Fusing Buddhist techniques of awakening mindfulness with yoga practice can be a profoundly enriching experience, one that might well lead us to the heart of yoga, where we can truly be in touch with and accept things as they are, in the body and in the world
Meditation in Action
Mindfulness-based Stress Reduction (MBSR) is an eight-week programme in which patients attend a two-and-a-half-hour class once a week. Participants come with a wide range of medical conditions, including heart disease, chronic pain, headaches, cancer, HIV/AIDS, and various stress-related disorders. In MBSR classes, heterogeneous groups of adults are exposed to the same intensive training in mindfulness and its applications to daily living. Participants also practice formal meditation techniques at home using guided mindfulness meditation tapes. A day-long silent retreat is held in the sixth week.MBSR is designed to catch people falling through the cracks of the healthcare system, which is really a ‘disease care’ system, and challenge them to do something for themselves as a complement to medicine. The idea is to use meditation and yoga to tap inner resources for healing. Since 1979, 13,000 people have completed MBSR training in the Stress Reduction Clinic at the University of Massachusetts Medical School, USA.

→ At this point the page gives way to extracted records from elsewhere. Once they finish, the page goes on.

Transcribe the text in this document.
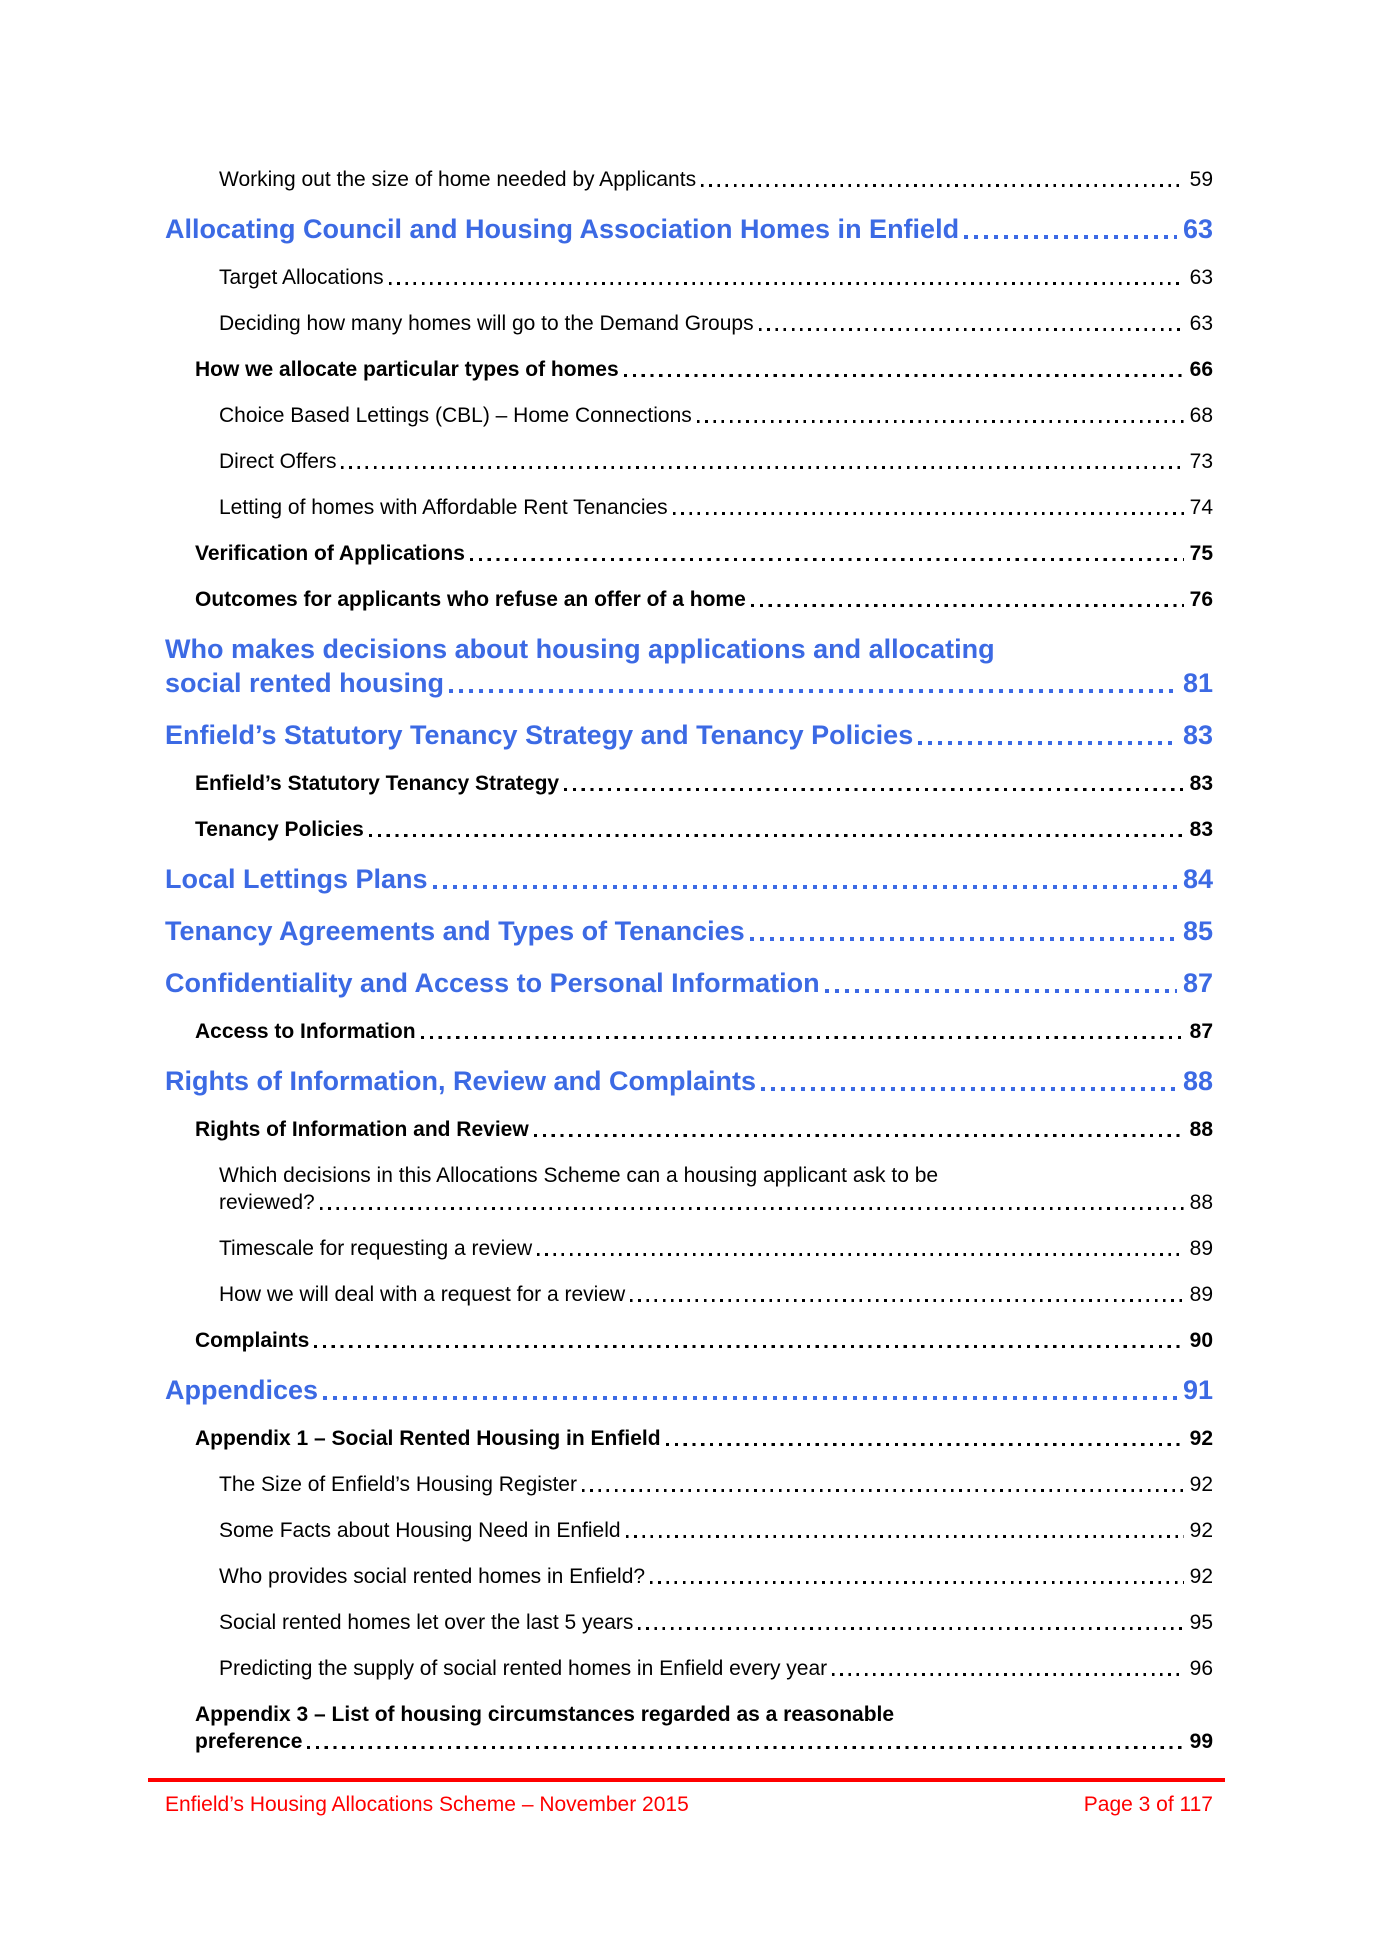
Working out the size of home needed by Applicants	59
Allocating Council and Housing Association Homes in Enfield	63
Target Allocations	63
Deciding how many homes will go to the Demand Groups	63
How we allocate particular types of homes	66
Choice Based Lettings (CBL) – Home Connections	68
Direct Offers	73
Letting of homes with Affordable Rent Tenancies	74
Verification of Applications	75
Outcomes for applicants who refuse an offer of a home	76
Who makes decisions about housing applications and allocating
social rented housing	81
Enfield’s Statutory Tenancy Strategy and Tenancy Policies	83
Enfield’s Statutory Tenancy Strategy	83
Tenancy Policies	83
Local Lettings Plans	84
Tenancy Agreements and Types of Tenancies	85
Confidentiality and Access to Personal Information	87
Access to Information	87
Rights of Information, Review and Complaints	88
Rights of Information and Review	88
Which decisions in this Allocations Scheme can a housing applicant ask to be
reviewed?	88
Timescale for requesting a review	89
How we will deal with a request for a review	89
Complaints	90
Appendices	91
Appendix 1 – Social Rented Housing in Enfield	92
The Size of Enfield’s Housing Register	92
Some Facts about Housing Need in Enfield	92
Who provides social rented homes in Enfield?	92
Social rented homes let over the last 5 years	95
Predicting the supply of social rented homes in Enfield every year	96
Appendix 3 – List of housing circumstances regarded as a reasonable
preference	99
Enfield’s Housing Allocations Scheme – November 2015	Page 3 of 117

Most participants show clinically relevant reductions in medical and psychological symptoms over the eight weeks of the programme. They also develop a more positive perspective. These improvements are maintained in most from four months to four years, showing that a fairly brief exposure to consciousness disciplines has long-lasting effects on health and quality of life.
The Center for Mindfulness (CFM) has developed an MBSR programme for people without health insurance. We worked for four years with the Massachusetts Department of Correction delivering MBSR programmes to inmates and staff. The CFM also offers training in MBSR for healthcare professionals.
The MBSR approach has been combined effectively with cognitive therapy for use with people with clinical depression, and a new clinical field—Mindfulness-Based Cognitive Therapy—has been established, which has shown to halve the relapse rate of people with a history of clinical depression who had been successfully treated by cognitive therapy.